Writing to film costume designer Cecil Beaton in 1961, Truman Capote reported that he had seen La Dolce Vita and could not understand how Beaton could have liked it: “So pretentious, fake arty and BORING!” Capote saw many films and commented on them in letters to friends and associates. He tried his hand at screenwriting, most notably in an adaptation of Henry James’ The Turn of the Screw entitled The Innocents, which he cowrote with William Archibald in 1960. An attempt at a screenplay for The Great Gatsby was rejected by Paramount Pictures in 1971. This is an aspect of Capote’s writing career of which I was unaware.
It was interesting to read Capote’s brief comment on Fellini’s breakthrough film from 1960 and compare it to my own reaction when I saw it for the first time in 2006. In some ways the film seems dated and possessed of a self-willed passion and frenzy that sometimes seems self-indulgent. In other ways the film seems prescient, predicting, setting the scene for, the revolutionary spirit and self-destructiveness of the decade of the 1960s.
The main character is the reporter Marcello, superbly played by Marcello Mastroianni. In a sense the film is about Marcello’s struggle to find his course in life, to sort out his relationships with various women, to decide on a vocation. Although he seems to want to be a writer, to grapple with subjects of significance, he is drawn to a life of libertine self-indulgence—drinking, carousing, partying with the rich and famous, doing nothing of importance at all. Ultimately this life seems to seize hold of him permanently.
There are a number of interesting set pieces in the film, several of them focused on Bacchanalian parties, one on the frenzy that surrounds two children who have supposedly had a vision of the Virgin Mary. The later surreal Fellini is becoming evident in this film, especially in some of the party scenes, where excess energy and chaos and celebration of decadence for its own sake has become the film’s center.
There is no standard plot structure in this film. It simply follows the wanderings of Marcello over a period of several days. We see him carousing with his friends, reassuring his jealous (and apparently pregnant) lover, played by Anouk Aimee, romancing another lover played by Anita Ekberg, driving here and there. The pace and plotting of the film reminded me of Robert Altman films, and it may be that Fellini was an influence on Altman.
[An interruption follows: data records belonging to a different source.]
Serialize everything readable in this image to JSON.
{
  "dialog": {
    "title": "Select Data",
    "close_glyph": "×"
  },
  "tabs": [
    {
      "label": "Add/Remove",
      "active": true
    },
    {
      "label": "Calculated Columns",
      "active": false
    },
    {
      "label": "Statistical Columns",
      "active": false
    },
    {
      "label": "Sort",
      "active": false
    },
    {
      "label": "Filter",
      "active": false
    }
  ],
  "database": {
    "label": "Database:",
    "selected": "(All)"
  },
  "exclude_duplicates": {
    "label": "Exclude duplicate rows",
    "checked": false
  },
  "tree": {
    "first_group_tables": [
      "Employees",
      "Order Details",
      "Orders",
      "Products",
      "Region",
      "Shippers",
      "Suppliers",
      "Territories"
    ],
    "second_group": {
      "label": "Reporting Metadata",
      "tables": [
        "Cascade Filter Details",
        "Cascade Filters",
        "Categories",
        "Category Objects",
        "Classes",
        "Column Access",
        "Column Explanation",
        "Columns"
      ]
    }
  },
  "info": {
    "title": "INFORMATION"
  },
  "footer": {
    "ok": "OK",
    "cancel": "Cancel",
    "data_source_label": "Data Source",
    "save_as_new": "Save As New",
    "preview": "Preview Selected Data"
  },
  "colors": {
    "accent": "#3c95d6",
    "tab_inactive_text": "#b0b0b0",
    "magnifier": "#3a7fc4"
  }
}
For me the most moving part of the film concerned a visit from Marcello’s father, played by Annibale Ninchi. The older man comes down from the country town where he lives ostensibly for business reasons, but in fact to visit his son and to carouse. For a time he seems capable of keeping pace with, even outpacing his son, but ultimately exhaustion overtakes him and he becomes ill, leaving to return to the country. There is a strange and poignant distance between father and son. Both strain to overcome it, and when the older man leaves, Marcello is sorrowful that he is leaving. One senses his desire for a more solid connection.
The serious life that for a time Marcello flirts with is embodied in the film by his older friend and mentor Steiner, a writer and philosopher whose success inspires Marcello. Steiner encourages Marcello to pursue the higher life, but when the older man kills his children and then himself (apparently out of despair over the world in which he lives) Marcello’s pursuit of a life of meaning and significance founders.
Ultimately superficiality, love of excess and hedonism, overcome Marcello.
The film itself is nearly three hours long. The black and white cinematography is excellent. A strong American jazz-based soundtrack accompanies the sometimes frenetic pace and action.
I should have seen this film decades ago, when I might have felt and participated in the subversive passion that made La Dolce Vita important to so many. Today it seems an important monument from Fellini’s career, an artifact that is impressive and compelling in ways but that in others seems contrived and too insistent on the decadence and carefree rejection of traditional ways and mores that it seeks to celebrate.